Khoshkar Yashar, Westerberg Marcus, Adolfsson Jan, Bill-Axelson Anna, Olsson Henrik, Eklund Martin, Akre Olof, Garmo Hans, Aly Markus
Department of Molecular Medicine and Surgery Karolinska Institute Stockholm Sweden.
Department of Mathematics Uppsala University Uppsala Sweden.
BJUI Compass. 2021 Oct 10;3(2):173-183. doi: 10.1002/bco2.116. eCollection 2022 Mar.
The objective of this study is to find clinical variables that predict the prognosis for men with castration-resistant prostate cancer (CRPC) in a Swedish real-life CRPC cohort, including a risk group classification to clarify the risk of succumbing to prostate cancer. This is a natural history cohort representing the premodern drug era before the introduction of novel hormonal drug therapies.

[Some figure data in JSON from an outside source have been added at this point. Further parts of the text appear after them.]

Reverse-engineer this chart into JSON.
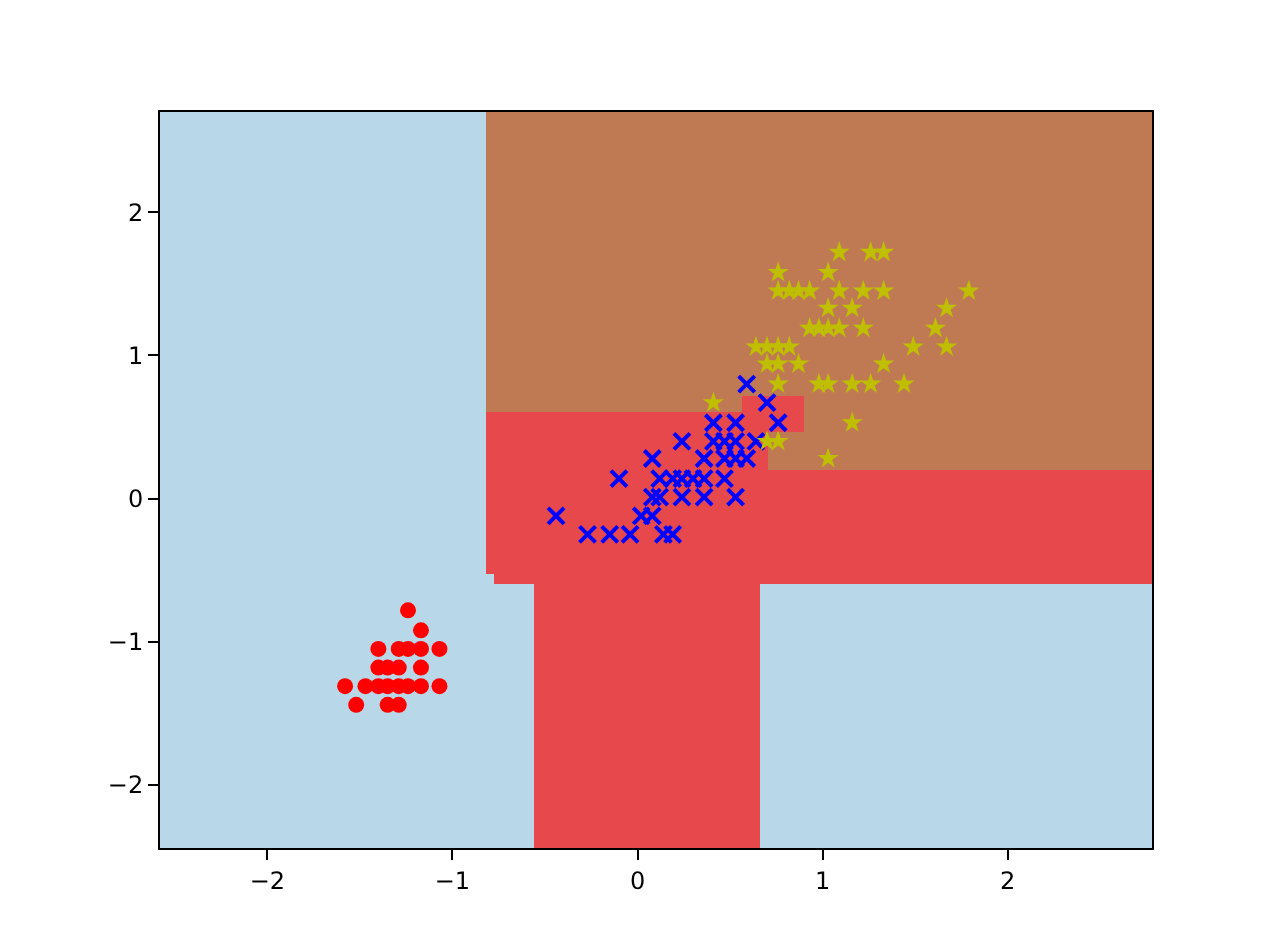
{
  "chart_data": {
    "type": "scatter",
    "xlim": [
      -2.58,
      2.78
    ],
    "ylim": [
      -2.44,
      2.7
    ],
    "xticks": [
      {
        "value": -2,
        "label": "−2"
      },
      {
        "value": -1,
        "label": "−1"
      },
      0,
      1,
      2
    ],
    "yticks": [
      {
        "value": -2,
        "label": "−2"
      },
      {
        "value": -1,
        "label": "−1"
      },
      0,
      1,
      2
    ],
    "x": [
      -1.7,
      -0.795,
      -0.665,
      0.0,
      0.61,
      0.68,
      0.8,
      1.84
    ],
    "series": [
      {
        "type": "bar",
        "color": "#b8d7e8",
        "values": [
          5.14,
          1.92,
          1.85,
          null,
          null,
          1.85,
          1.85,
          1.85
        ],
        "base": [
          -2.44,
          -2.44,
          -2.44,
          null,
          null,
          -2.44,
          -2.44,
          -2.44
        ]
      },
      {
        "type": "bar",
        "color": "#e6484b",
        "values": [
          null,
          1.12,
          1.19,
          3.04,
          3.15,
          1.3,
          0.79,
          0.79
        ],
        "base": [
          null,
          -0.52,
          -0.59,
          -2.44,
          -2.44,
          -0.59,
          -0.59,
          -0.59
        ]
      },
      {
        "type": "bar",
        "color": "#bf7a54",
        "values": [
          null,
          2.1,
          2.1,
          2.1,
          1.99,
          1.99,
          0.27,
          2.5
        ],
        "base": [
          null,
          0.6,
          0.6,
          0.6,
          0.71,
          0.71,
          0.2,
          0.2
        ]
      },
      {
        "type": "bar",
        "color": "#e6484b",
        "values": [
          null,
          null,
          null,
          null,
          null,
          null,
          0.24,
          null
        ],
        "base": [
          null,
          null,
          null,
          null,
          null,
          null,
          0.47,
          null
        ]
      },
      {
        "type": "bar",
        "color": "#bf7a54",
        "values": [
          null,
          null,
          null,
          null,
          null,
          null,
          1.99,
          null
        ],
        "base": [
          null,
          null,
          null,
          null,
          null,
          null,
          0.71,
          null
        ]
      },
      {
        "color": "#ff0000",
        "marker": "circle",
        "x": [
          -1.24,
          -1.17,
          -1.4,
          -1.29,
          -1.24,
          -1.17,
          -1.07,
          -1.4,
          -1.35,
          -1.29,
          -1.17,
          -1.58,
          -1.47,
          -1.4,
          -1.35,
          -1.29,
          -1.24,
          -1.17,
          -1.07,
          -1.52,
          -1.35,
          -1.29
        ],
        "values": [
          -0.78,
          -0.92,
          -1.05,
          -1.05,
          -1.05,
          -1.05,
          -1.05,
          -1.18,
          -1.18,
          -1.18,
          -1.18,
          -1.31,
          -1.31,
          -1.31,
          -1.31,
          -1.31,
          -1.31,
          -1.31,
          -1.31,
          -1.44,
          -1.44,
          -1.44
        ]
      },
      {
        "color": "#0000ff",
        "marker": "cross",
        "x": [
          0.59,
          0.7,
          0.76,
          0.41,
          0.53,
          0.24,
          0.41,
          0.47,
          0.53,
          0.64,
          0.08,
          0.36,
          0.47,
          0.53,
          0.59,
          -0.1,
          0.12,
          0.19,
          0.24,
          0.3,
          0.36,
          0.47,
          0.08,
          0.12,
          0.24,
          0.36,
          0.53,
          -0.44,
          0.02,
          0.08,
          -0.27,
          -0.15,
          -0.04,
          0.14,
          0.19
        ],
        "values": [
          0.8,
          0.67,
          0.53,
          0.53,
          0.53,
          0.4,
          0.4,
          0.4,
          0.4,
          0.4,
          0.28,
          0.28,
          0.28,
          0.28,
          0.28,
          0.14,
          0.14,
          0.14,
          0.14,
          0.14,
          0.14,
          0.14,
          0.01,
          0.01,
          0.01,
          0.01,
          0.01,
          -0.12,
          -0.12,
          -0.12,
          -0.25,
          -0.25,
          -0.25,
          -0.25,
          -0.25
        ]
      },
      {
        "color": "#bfbf00",
        "marker": "star",
        "x": [
          1.09,
          1.26,
          1.33,
          0.76,
          1.03,
          0.76,
          0.82,
          0.87,
          0.93,
          1.09,
          1.22,
          1.33,
          1.79,
          1.03,
          1.16,
          1.67,
          0.93,
          0.98,
          1.03,
          1.09,
          1.22,
          1.61,
          0.64,
          0.7,
          0.76,
          0.82,
          1.49,
          1.67,
          0.7,
          0.76,
          0.87,
          1.33,
          0.76,
          0.98,
          1.03,
          1.16,
          1.26,
          1.44,
          0.41,
          1.16,
          0.7,
          0.76,
          1.03
        ],
        "values": [
          1.72,
          1.72,
          1.72,
          1.58,
          1.58,
          1.45,
          1.45,
          1.45,
          1.45,
          1.45,
          1.45,
          1.45,
          1.45,
          1.33,
          1.33,
          1.33,
          1.19,
          1.19,
          1.19,
          1.19,
          1.19,
          1.19,
          1.06,
          1.06,
          1.06,
          1.06,
          1.06,
          1.06,
          0.94,
          0.94,
          0.94,
          0.94,
          0.8,
          0.8,
          0.8,
          0.8,
          0.8,
          0.8,
          0.67,
          0.53,
          0.4,
          0.4,
          0.28
        ]
      }
    ]
  }
}
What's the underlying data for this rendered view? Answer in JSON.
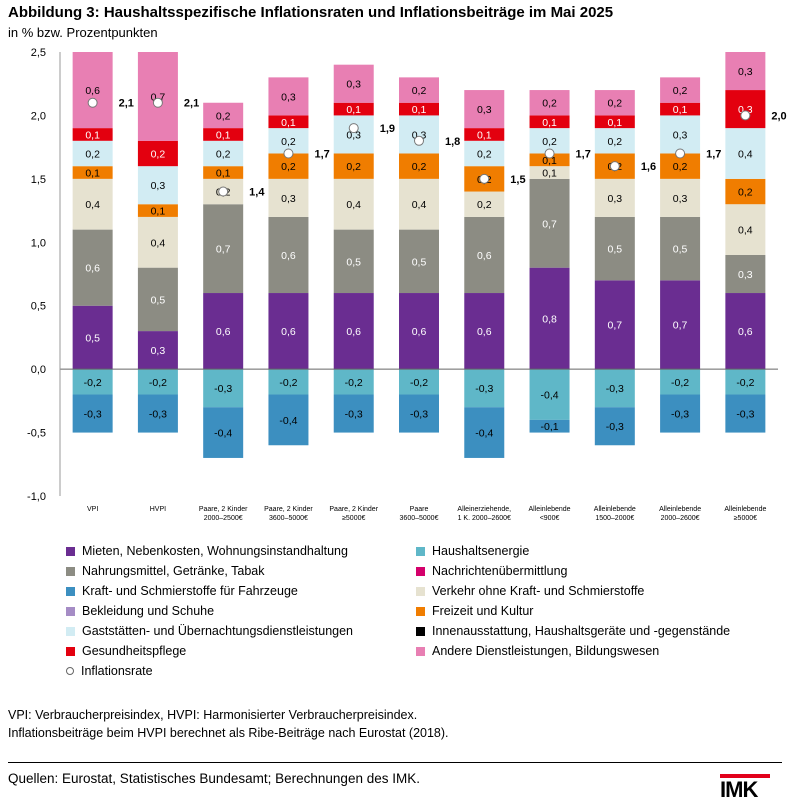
{
  "title": "Abbildung 3: Haushaltsspezifische Inflationsraten und Inflationsbeiträge im Mai 2025",
  "subtitle": "in % bzw. Prozentpunkten",
  "chart_data": {
    "type": "stacked-bar",
    "ylim": [
      -1.0,
      2.5
    ],
    "yticks": [
      "2,5",
      "2,0",
      "1,5",
      "1,0",
      "0,5",
      "0,0",
      "-0,5",
      "-1,0"
    ],
    "ytick_values": [
      2.5,
      2.0,
      1.5,
      1.0,
      0.5,
      0.0,
      -0.5,
      -1.0
    ],
    "grid": false,
    "legend_position": "bottom",
    "categories": [
      [
        "VPI"
      ],
      [
        "HVPI"
      ],
      [
        "Paare, 2 Kinder",
        "2000–2500€"
      ],
      [
        "Paare, 2 Kinder",
        "3600–5000€"
      ],
      [
        "Paare, 2 Kinder",
        "≥5000€"
      ],
      [
        "Paare",
        "3600–5000€"
      ],
      [
        "Alleinerziehende,",
        "1 K. 2000–2600€"
      ],
      [
        "Alleinlebende",
        "<900€"
      ],
      [
        "Alleinlebende",
        "1500–2000€"
      ],
      [
        "Alleinlebende",
        "2000–2600€"
      ],
      [
        "Alleinlebende",
        "≥5000€"
      ]
    ],
    "series": [
      {
        "name": "Mieten, Nebenkosten, Wohnungsinstandhaltung",
        "color": "#6a2d91",
        "text_color": "#ffffff",
        "values": [
          0.5,
          0.3,
          0.6,
          0.6,
          0.6,
          0.6,
          0.6,
          0.8,
          0.7,
          0.7,
          0.6
        ]
      },
      {
        "name": "Nahrungsmittel, Getränke, Tabak",
        "color": "#8c8c83",
        "text_color": "#ffffff",
        "values": [
          0.6,
          0.5,
          0.7,
          0.6,
          0.5,
          0.5,
          0.6,
          0.7,
          0.5,
          0.5,
          0.3
        ]
      },
      {
        "name": "Verkehr ohne Kraft- und Schmierstoffe",
        "color": "#e6e2d0",
        "text_color": "#000000",
        "values": [
          0.4,
          0.4,
          0.2,
          0.3,
          0.4,
          0.4,
          0.2,
          0.1,
          0.3,
          0.3,
          0.4
        ]
      },
      {
        "name": "Freizeit und Kultur",
        "color": "#f07d00",
        "text_color": "#000000",
        "values": [
          0.1,
          0.1,
          0.1,
          0.2,
          0.2,
          0.2,
          0.2,
          0.1,
          0.2,
          0.2,
          0.2
        ]
      },
      {
        "name": "Gaststätten- und Übernachtungsdienstleistungen",
        "color": "#d2ecf3",
        "text_color": "#000000",
        "values": [
          0.2,
          0.3,
          0.2,
          0.2,
          0.3,
          0.3,
          0.2,
          0.2,
          0.2,
          0.3,
          0.4
        ]
      },
      {
        "name": "Gesundheitspflege",
        "color": "#e3000f",
        "text_color": "#ffffff",
        "values": [
          0.1,
          0.2,
          0.1,
          0.1,
          0.1,
          0.1,
          0.1,
          0.1,
          0.1,
          0.1,
          0.3
        ]
      },
      {
        "name": "Andere Dienstleistungen, Bildungswesen",
        "color": "#e87fb3",
        "text_color": "#000000",
        "values": [
          0.6,
          0.7,
          0.2,
          0.3,
          0.3,
          0.2,
          0.3,
          0.2,
          0.2,
          0.2,
          0.3
        ]
      },
      {
        "name": "Haushaltsenergie",
        "color": "#5fb7c8",
        "text_color": "#000000",
        "values": [
          -0.2,
          -0.2,
          -0.3,
          -0.2,
          -0.2,
          -0.2,
          -0.3,
          -0.4,
          -0.3,
          -0.2,
          -0.2
        ]
      },
      {
        "name": "Kraft- und Schmierstoffe für Fahrzeuge",
        "color": "#3c8fc0",
        "text_color": "#000000",
        "values": [
          -0.3,
          -0.3,
          -0.4,
          -0.4,
          -0.3,
          -0.3,
          -0.4,
          -0.1,
          -0.3,
          -0.3,
          -0.3
        ]
      }
    ],
    "inflation_rate": {
      "name": "Inflationsrate",
      "values": [
        2.1,
        2.1,
        1.4,
        1.7,
        1.9,
        1.8,
        1.5,
        1.7,
        1.6,
        1.7,
        2.0
      ],
      "labels": [
        "2,1",
        "2,1",
        "1,4",
        "1,7",
        "1,9",
        "1,8",
        "1,5",
        "1,7",
        "1,6",
        "1,7",
        "2,0"
      ]
    },
    "legend": [
      {
        "name": "Mieten, Nebenkosten, Wohnungsinstandhaltung",
        "color": "#6a2d91"
      },
      {
        "name": "Haushaltsenergie",
        "color": "#5fb7c8"
      },
      {
        "name": "Nahrungsmittel, Getränke, Tabak",
        "color": "#8c8c83"
      },
      {
        "name": "Nachrichtenübermittlung",
        "color": "#d4006b"
      },
      {
        "name": "Kraft- und Schmierstoffe für Fahrzeuge",
        "color": "#3c8fc0"
      },
      {
        "name": "Verkehr ohne Kraft- und Schmierstoffe",
        "color": "#e6e2d0"
      },
      {
        "name": "Bekleidung und Schuhe",
        "color": "#a58cc5"
      },
      {
        "name": "Freizeit und Kultur",
        "color": "#f07d00"
      },
      {
        "name": "Gaststätten- und Übernachtungsdienstleistungen",
        "color": "#d2ecf3"
      },
      {
        "name": "Innenausstattung, Haushaltsgeräte und -gegenstände",
        "color": "#000000"
      },
      {
        "name": "Gesundheitspflege",
        "color": "#e3000f"
      },
      {
        "name": "Andere Dienstleistungen, Bildungswesen",
        "color": "#e87fb3"
      },
      {
        "name": "Inflationsrate",
        "color": "",
        "marker": "circle"
      }
    ]
  },
  "note1": "VPI: Verbraucherpreisindex, HVPI: Harmonisierter Verbraucherpreisindex.",
  "note2": "Inflationsbeiträge beim HVPI berechnet als Ribe-Beiträge nach Eurostat (2018).",
  "source": "Quellen: Eurostat, Statistisches Bundesamt; Berechnungen des IMK.",
  "logo": "IMK",
  "colors": {
    "logo_accent": "#e2001a"
  }
}
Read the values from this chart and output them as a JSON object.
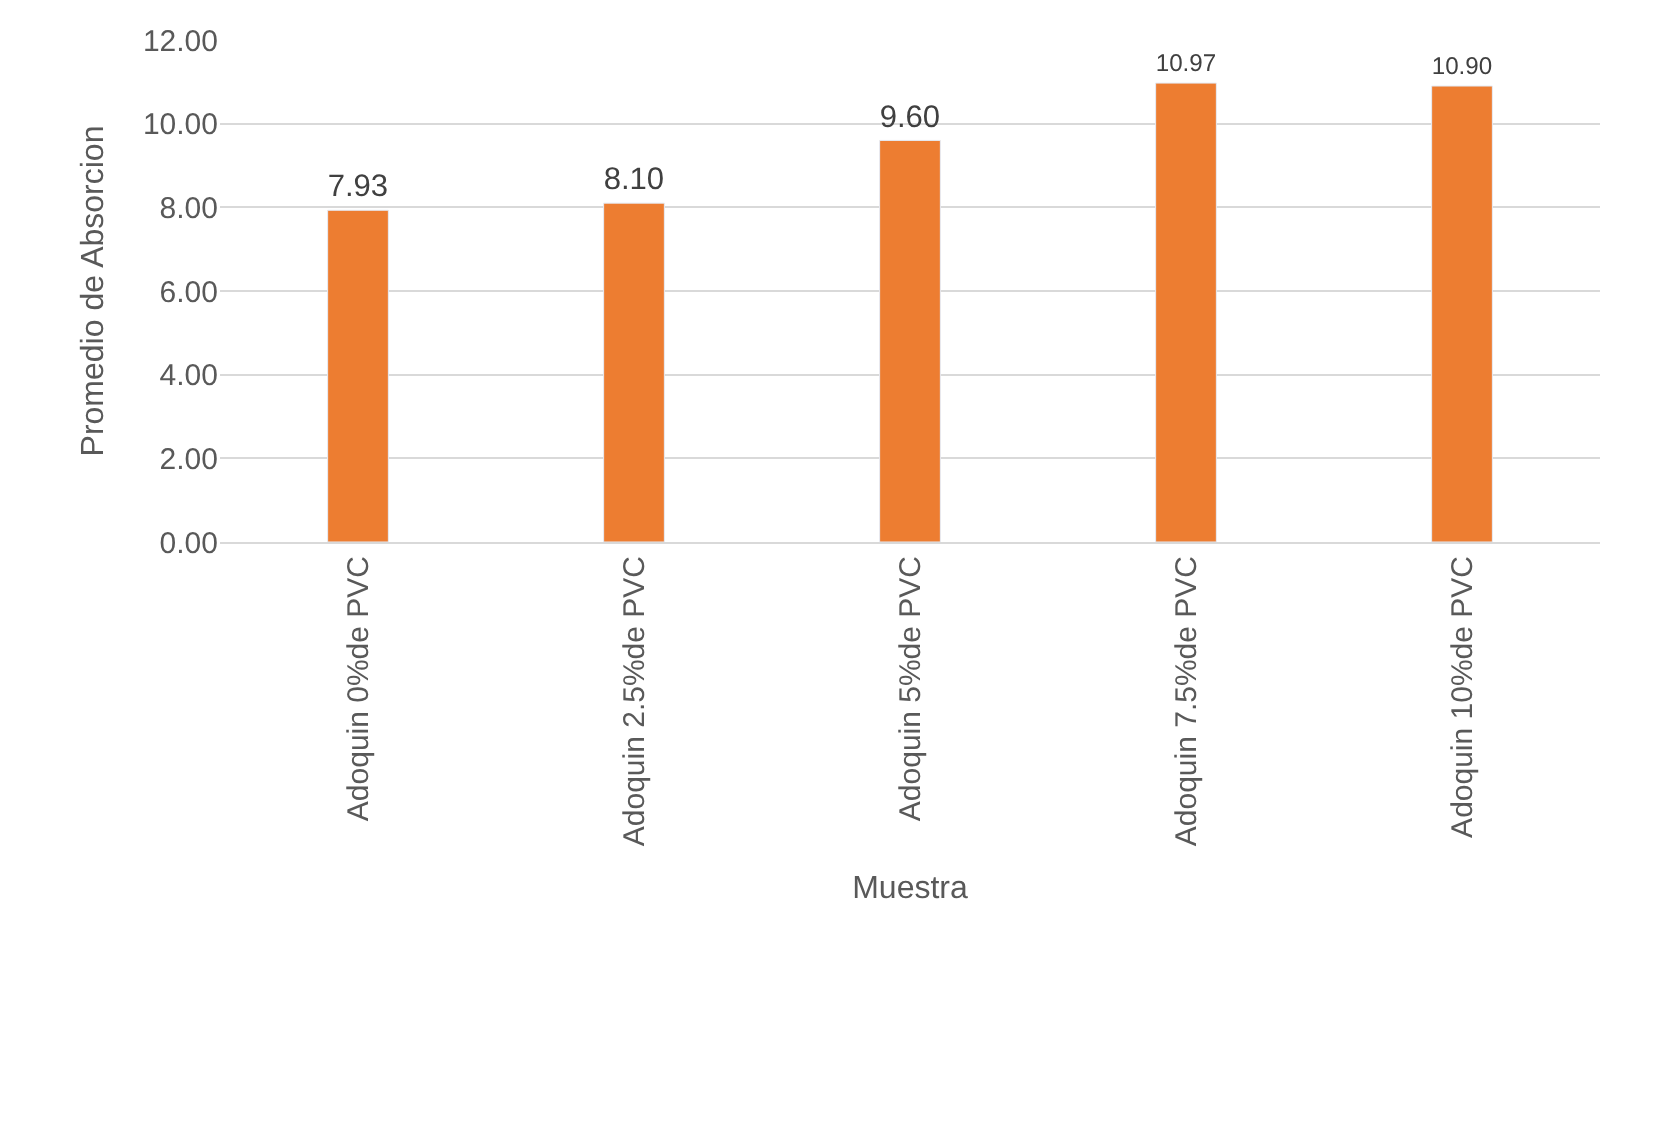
{
  "chart_data": {
    "type": "bar",
    "xlabel": "Muestra",
    "ylabel": "Promedio de Absorcion",
    "categories": [
      "Adoquin 0%de PVC",
      "Adoquin 2.5%de PVC",
      "Adoquin 5%de PVC",
      "Adoquin 7.5%de PVC",
      "Adoquin 10%de PVC"
    ],
    "values": [
      7.93,
      8.1,
      9.6,
      10.97,
      10.9
    ],
    "value_labels": [
      "7.93",
      "8.10",
      "9.60",
      "10.97",
      "10.90"
    ],
    "color": "#ed7d31",
    "ylim": [
      0,
      12
    ],
    "yticks": [
      {
        "value": 0,
        "label": "0.00"
      },
      {
        "value": 2,
        "label": "2.00"
      },
      {
        "value": 4,
        "label": "4.00"
      },
      {
        "value": 6,
        "label": "6.00"
      },
      {
        "value": 8,
        "label": "8.00"
      },
      {
        "value": 10,
        "label": "10.00"
      },
      {
        "value": 12,
        "label": "12.00"
      }
    ],
    "grid": "y",
    "legend": false
  }
}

PSA tests from the clinical chemistry laboratories serving health care in six regions of Sweden were retrieved and cross-linked to the National Prostate Cancer Registry (NPCR) to identify men with a prostate cancer diagnosis. Through further cross-linking with data sources at the Swedish Board of Health and Welfare, we retrieved other relevant information such as prescribed drugs, hospitalizations, and cause of death. Men entered the CRPC cohort at the first date of doubling of their PSA nadir value with the last value being >2 ng/ml, or an absolute increase of >5 ng/ml or more, whilst on 3 months of medical castration or if they had been surgically castrated ( = 4098). By combining the two variables with the largest C-statistics, "PSA at time of CRPC" and "PSA doubling time," a risk group classification was created.
PSA-DT and PSA at date of CRPC are the strongest variables associated with PC specific survival. At the end of follow-up, the proportion of men who died due to PC was 57%, 71%, 81%, 86%, and 89% for risk categories one through five, respectively. The median overall survival in our cohort of men with CRPC was 1.86 years (95% CI: 1.79-1.97).
For a man with castration-resistant prostate cancer, there is a high probability that this will be the main cause contributing to his death. However, there is a significant difference in mortality that varies in relation to tumor burden assessed as PSA doubling time and PSA at time of CRCP. This information could be used in a clinical setting when deciding when to treat more or less aggressively once entering the CRPC phase of the disease.
本研究的目的是在瑞典真实世界的去势抵抗性前列腺癌(CRPC)队列中找出可预测男性患者预后的临床变量,包括进行风险分组以明确死于前列腺癌的风险。这是一个代表新型激素药物疗法引入之前的前现代药物时代的自然史队列。
检索了瑞典六个地区提供医疗保健服务的临床化学实验室的PSA检测结果,并将其与国家前列腺癌登记处(NPCR)进行交叉关联,以识别出前列腺癌确诊患者。通过与瑞典卫生和福利委员会的数据源进一步交叉关联,我们获取了其他相关信息,如处方药、住院情况和死亡原因。男性患者在其PSA最低点值翻倍且最后值>2 ng/ml的首日进入CRPC队列,或者在接受3个月药物去势治疗期间PSA绝对值增加>5 ng/ml或更多,或者接受过手术去势(n = 4098)。通过结合C统计量最大的两个变量“CRPC时的PSA”和“PSA翻倍时间”,创建了一个风险分组。
PSA翻倍时间(PSA-DT)和CRPC时的PSA是与前列腺癌特异性生存最相关的变量。随访结束时,一至五类风险组中因前列腺癌死亡的男性比例分别为57%、71%、81%、86%和89%。我们CRPC男性队列的中位总生存期为1.86年(95%置信区间:1.79 - 1.97)。
对于去势抵抗性前列腺癌男性患者,这很可能是导致其死亡的主要原因。然而,死亡率存在显著差异,其与根据PSA翻倍时间和CRPC时的PSA评估的肿瘤负荷相关。这些信息可在临床环境中用于决定疾病进入CRPC阶段后何时采取更积极或较保守的治疗。